Turning now to the teetotaller, we find two or three things in his conduct, too, with reference to the toper, that are rather curious in their way. In the first place, it is curious to mark the deep interest he takes in what may be called the tippling statistics of his neighbourhood; and the amount of knowledge which he contrives to acquire on this subject is really amazing. He knows all the topers in his vicinity, and keeps a sharp eye on their proceedings. He knows every one of their haunts too--knows the different degrees of dissipation to which each has attained, and could almost tell on any given day what quantity each drank on the preceding night. In short, so vigilantly does he watch all the outgoings and incomings of these marked men, and yet without seeming to notice them, that they can hardly swallow a single _cropper_ without his knowing it. The whole thing, in fact, is a sort of private study of his own, and one to which he devotes a great deal of quiet observation and secret reflection: he takes a deep interest in it, and hence the proficiency he makes out in the knowledge of its details.

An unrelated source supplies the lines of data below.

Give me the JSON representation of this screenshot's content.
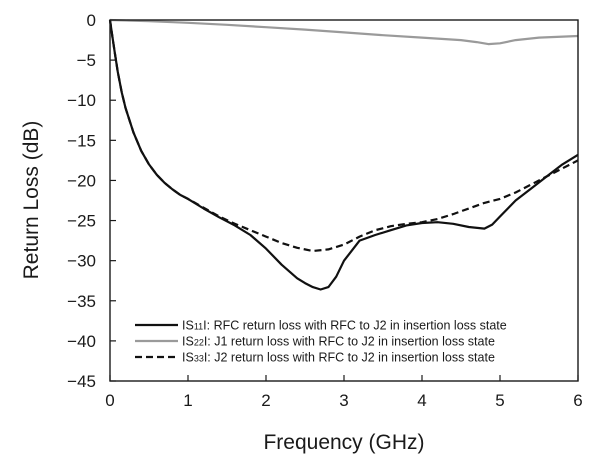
{
  "chart_data": {
    "type": "line",
    "title": "",
    "xlabel": "Frequency (GHz)",
    "ylabel": "Return Loss (dB)",
    "xlim": [
      0,
      6
    ],
    "ylim": [
      -45,
      0
    ],
    "xticks": [
      0,
      1,
      2,
      3,
      4,
      5,
      6
    ],
    "xtick_labels": [
      "0",
      "1",
      "2",
      "3",
      "4",
      "5",
      "6"
    ],
    "yticks": [
      0,
      -5,
      -10,
      -15,
      -20,
      -25,
      -30,
      -35,
      -40,
      -45
    ],
    "ytick_labels": [
      "0",
      "−5",
      "−10",
      "−15",
      "−20",
      "−25",
      "−30",
      "−35",
      "−40",
      "−45"
    ],
    "grid": false,
    "legend_position": "bottom-right",
    "series": [
      {
        "name": "|S11|",
        "legend_label": {
          "prefix": "IS",
          "sub": "11",
          "suffix": "I: RFC return loss with RFC to J2 in insertion loss state"
        },
        "color": "#111111",
        "style": "solid",
        "x": [
          0,
          0.03,
          0.06,
          0.1,
          0.15,
          0.2,
          0.3,
          0.4,
          0.5,
          0.6,
          0.7,
          0.8,
          0.9,
          1.0,
          1.2,
          1.4,
          1.6,
          1.8,
          2.0,
          2.2,
          2.4,
          2.5,
          2.6,
          2.7,
          2.8,
          2.9,
          3.0,
          3.2,
          3.4,
          3.6,
          3.8,
          4.0,
          4.2,
          4.4,
          4.6,
          4.8,
          4.9,
          5.0,
          5.2,
          5.4,
          5.6,
          5.8,
          6.0
        ],
        "y": [
          0,
          -2,
          -4,
          -6.5,
          -9,
          -11,
          -14,
          -16.3,
          -18,
          -19.3,
          -20.3,
          -21.1,
          -21.8,
          -22.3,
          -23.5,
          -24.6,
          -25.6,
          -26.8,
          -28.5,
          -30.5,
          -32.2,
          -32.8,
          -33.3,
          -33.6,
          -33.3,
          -32.0,
          -30.0,
          -27.5,
          -26.8,
          -26.2,
          -25.6,
          -25.3,
          -25.2,
          -25.4,
          -25.8,
          -26.0,
          -25.5,
          -24.5,
          -22.5,
          -21.0,
          -19.5,
          -18.0,
          -16.8
        ]
      },
      {
        "name": "|S22|",
        "legend_label": {
          "prefix": "IS",
          "sub": "22",
          "suffix": "I: J1 return loss with RFC to J2 in insertion loss state"
        },
        "color": "#9a9a9a",
        "style": "solid",
        "x": [
          0,
          0.5,
          1.0,
          1.5,
          2.0,
          2.5,
          3.0,
          3.5,
          4.0,
          4.5,
          4.7,
          4.85,
          5.0,
          5.2,
          5.5,
          6.0
        ],
        "y": [
          0,
          -0.15,
          -0.35,
          -0.6,
          -0.9,
          -1.2,
          -1.55,
          -1.9,
          -2.2,
          -2.5,
          -2.75,
          -3.0,
          -2.9,
          -2.5,
          -2.2,
          -2.0
        ]
      },
      {
        "name": "|S33|",
        "legend_label": {
          "prefix": "IS",
          "sub": "33",
          "suffix": "I: J2 return loss with RFC to J2 in insertion loss state"
        },
        "color": "#111111",
        "style": "dashed",
        "x": [
          0,
          0.03,
          0.06,
          0.1,
          0.15,
          0.2,
          0.3,
          0.4,
          0.5,
          0.6,
          0.7,
          0.8,
          0.9,
          1.0,
          1.2,
          1.4,
          1.6,
          1.8,
          2.0,
          2.2,
          2.4,
          2.6,
          2.8,
          3.0,
          3.2,
          3.4,
          3.6,
          3.8,
          4.0,
          4.2,
          4.4,
          4.6,
          4.8,
          5.0,
          5.2,
          5.4,
          5.6,
          5.8,
          6.0
        ],
        "y": [
          0,
          -2,
          -4,
          -6.5,
          -9,
          -11,
          -14,
          -16.3,
          -18,
          -19.3,
          -20.3,
          -21.1,
          -21.8,
          -22.3,
          -23.4,
          -24.5,
          -25.4,
          -26.2,
          -27.0,
          -27.8,
          -28.4,
          -28.8,
          -28.6,
          -28.0,
          -27.0,
          -26.2,
          -25.7,
          -25.4,
          -25.2,
          -24.8,
          -24.2,
          -23.5,
          -22.8,
          -22.3,
          -21.5,
          -20.5,
          -19.5,
          -18.5,
          -17.5
        ]
      }
    ]
  }
}
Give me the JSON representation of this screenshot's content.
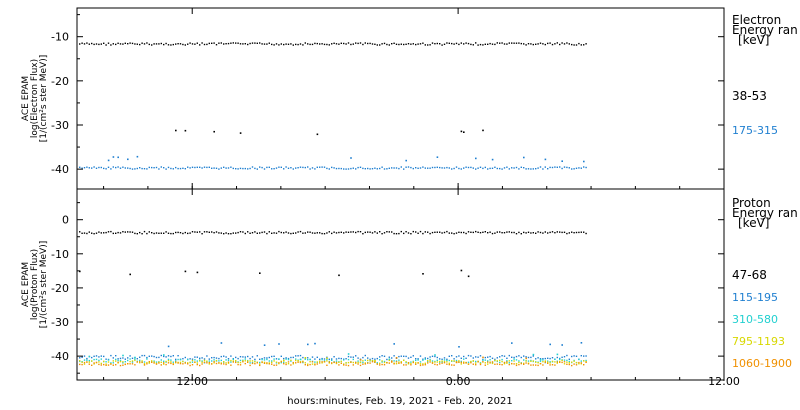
{
  "chart_data": [
    {
      "type": "scatter",
      "panel": "electron",
      "ylabel": [
        "ACE EPAM",
        "log(Electron Flux)",
        "[1/(cm²s ster MeV)]"
      ],
      "yticks": [
        -10,
        -20,
        -30,
        -40
      ],
      "ylim": [
        -44.5,
        -3.5
      ],
      "legend_title": [
        "Electron",
        "Energy ran",
        "[keV]"
      ],
      "series": [
        {
          "name": "38-53",
          "color": "#000000",
          "y_base": -11.5,
          "spike_y": -31.3
        },
        {
          "name": "175-315",
          "color": "#1f7fd0",
          "y_base": -39.6,
          "spike_y": -37.5
        }
      ]
    },
    {
      "type": "scatter",
      "panel": "proton",
      "ylabel": [
        "ACE EPAM",
        "log(Proton Flux)",
        "[1/(cm²s ster MeV)]"
      ],
      "yticks": [
        0,
        -10,
        -20,
        -30,
        -40
      ],
      "ylim": [
        -47,
        9
      ],
      "legend_title": [
        "Proton",
        "Energy ran",
        "[keV]"
      ],
      "series": [
        {
          "name": "47-68",
          "color": "#000000",
          "y_base": -3.6,
          "spike_y": -15.5
        },
        {
          "name": "115-195",
          "color": "#1f7fd0",
          "y_base": -40.2,
          "spike_y": -36.5
        },
        {
          "name": "310-580",
          "color": "#22d0d0",
          "y_base": -41.2,
          "spike_y": -40.0
        },
        {
          "name": "795-1193",
          "color": "#d8d800",
          "y_base": -41.6,
          "spike_y": -40.5
        },
        {
          "name": "1060-1900",
          "color": "#f09000",
          "y_base": -42.0,
          "spike_y": -41.0
        }
      ]
    }
  ],
  "x_axis": {
    "tick_labels": [
      "12:00",
      "0:00",
      "12:00"
    ],
    "tick_hours": [
      12,
      24,
      36
    ],
    "range_hours": [
      6.8,
      36
    ],
    "data_end_hours": 29.8,
    "label": "hours:minutes, Feb. 19, 2021 - Feb. 20, 2021"
  }
}
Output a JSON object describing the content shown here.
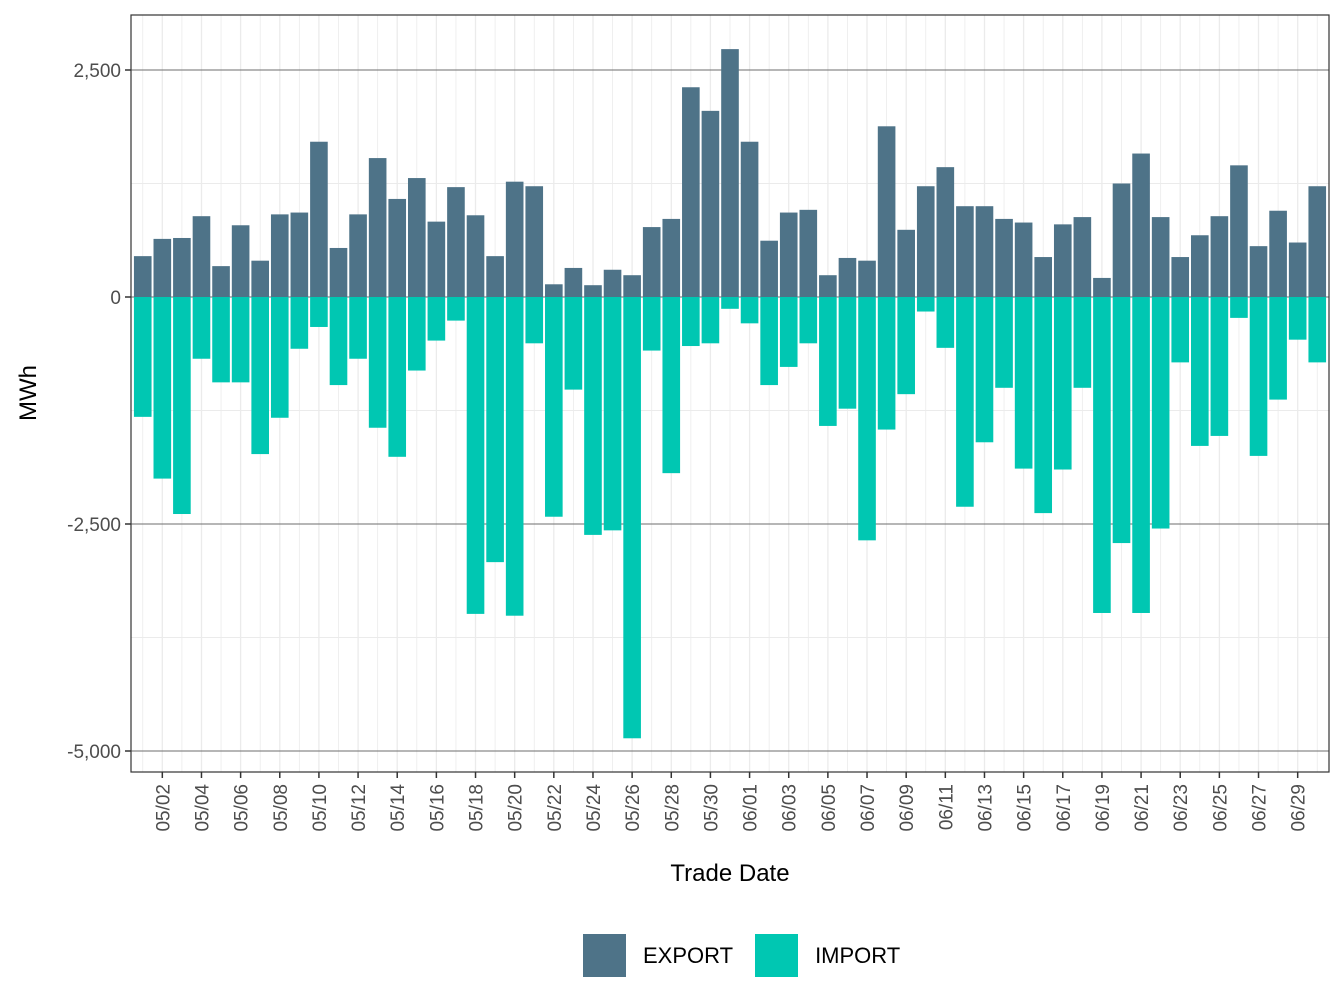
{
  "chart_data": {
    "type": "bar",
    "stacked": true,
    "title": "",
    "xlabel": "Trade Date",
    "ylabel": "MWh",
    "ylim": [
      -5400,
      2800
    ],
    "yticks": [
      -5000,
      -2500,
      0,
      2500
    ],
    "ytick_labels": [
      "-5,000",
      "-2,500",
      "0",
      "2,500"
    ],
    "grid": true,
    "legend_position": "bottom",
    "categories": [
      "05/01",
      "05/02",
      "05/03",
      "05/04",
      "05/05",
      "05/06",
      "05/07",
      "05/08",
      "05/09",
      "05/10",
      "05/11",
      "05/12",
      "05/13",
      "05/14",
      "05/15",
      "05/16",
      "05/17",
      "05/18",
      "05/19",
      "05/20",
      "05/21",
      "05/22",
      "05/23",
      "05/24",
      "05/25",
      "05/26",
      "05/27",
      "05/28",
      "05/29",
      "05/30",
      "05/31",
      "06/01",
      "06/02",
      "06/03",
      "06/04",
      "06/05",
      "06/06",
      "06/07",
      "06/08",
      "06/09",
      "06/10",
      "06/11",
      "06/12",
      "06/13",
      "06/14",
      "06/15",
      "06/16",
      "06/17",
      "06/18",
      "06/19",
      "06/20",
      "06/21",
      "06/22",
      "06/23",
      "06/24",
      "06/25",
      "06/26",
      "06/27",
      "06/28",
      "06/29",
      "06/30"
    ],
    "xtick_labels": [
      "05/02",
      "05/04",
      "05/06",
      "05/08",
      "05/10",
      "05/12",
      "05/14",
      "05/16",
      "05/18",
      "05/20",
      "05/22",
      "05/24",
      "05/26",
      "05/28",
      "05/30",
      "06/01",
      "06/03",
      "06/05",
      "06/07",
      "06/09",
      "06/11",
      "06/13",
      "06/15",
      "06/17",
      "06/19",
      "06/21",
      "06/23",
      "06/25",
      "06/27",
      "06/29"
    ],
    "series": [
      {
        "name": "EXPORT",
        "color": "#4e7388",
        "values": [
          450,
          640,
          650,
          890,
          340,
          790,
          400,
          910,
          930,
          1710,
          540,
          910,
          1530,
          1080,
          1310,
          830,
          1210,
          900,
          450,
          1270,
          1220,
          140,
          320,
          130,
          300,
          240,
          770,
          860,
          2310,
          2050,
          2730,
          1710,
          620,
          930,
          960,
          240,
          430,
          400,
          1880,
          740,
          1220,
          1430,
          1000,
          1000,
          860,
          820,
          440,
          800,
          880,
          210,
          1250,
          1580,
          880,
          440,
          680,
          890,
          1450,
          560,
          950,
          600,
          1220
        ]
      },
      {
        "name": "IMPORT",
        "color": "#00c7b2",
        "values": [
          -1320,
          -2000,
          -2390,
          -680,
          -940,
          -940,
          -1730,
          -1330,
          -570,
          -330,
          -970,
          -680,
          -1440,
          -1760,
          -810,
          -480,
          -260,
          -3490,
          -2920,
          -3510,
          -510,
          -2420,
          -1020,
          -2620,
          -2570,
          -4860,
          -590,
          -1940,
          -540,
          -510,
          -130,
          -290,
          -970,
          -770,
          -510,
          -1420,
          -1230,
          -2680,
          -1460,
          -1070,
          -160,
          -560,
          -2310,
          -1600,
          -1000,
          -1890,
          -2380,
          -1900,
          -1000,
          -3480,
          -2710,
          -3480,
          -2550,
          -720,
          -1640,
          -1530,
          -230,
          -1750,
          -1130,
          -470,
          -720
        ]
      }
    ]
  }
}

But our teetotaller not only knows all the professed, undisguised topers of his locality; he knows--much more striking proof of his vigilance--every man also whose habits, although not yet sufficiently intemperate to attract the attention of any one but a teetotaller, exhibit signs and symptoms of becoming gradually worse. The tippling progress of these persons he watches with the deepest interest, and keeps himself accurately informed regarding the extent and frequency of their debauches. The teetotaller, in short, keeps a vigilant eye over the entire drinking system of his neighbourhood, and professes an astonishing knowledge of what every one is doing in this way. If the teetotaller’s residence be in a small town, his surveillance then embraces its whole extent, and hardly can a single bumper be swallowed within its limits, of which he does not, somehow or other, obtain notice.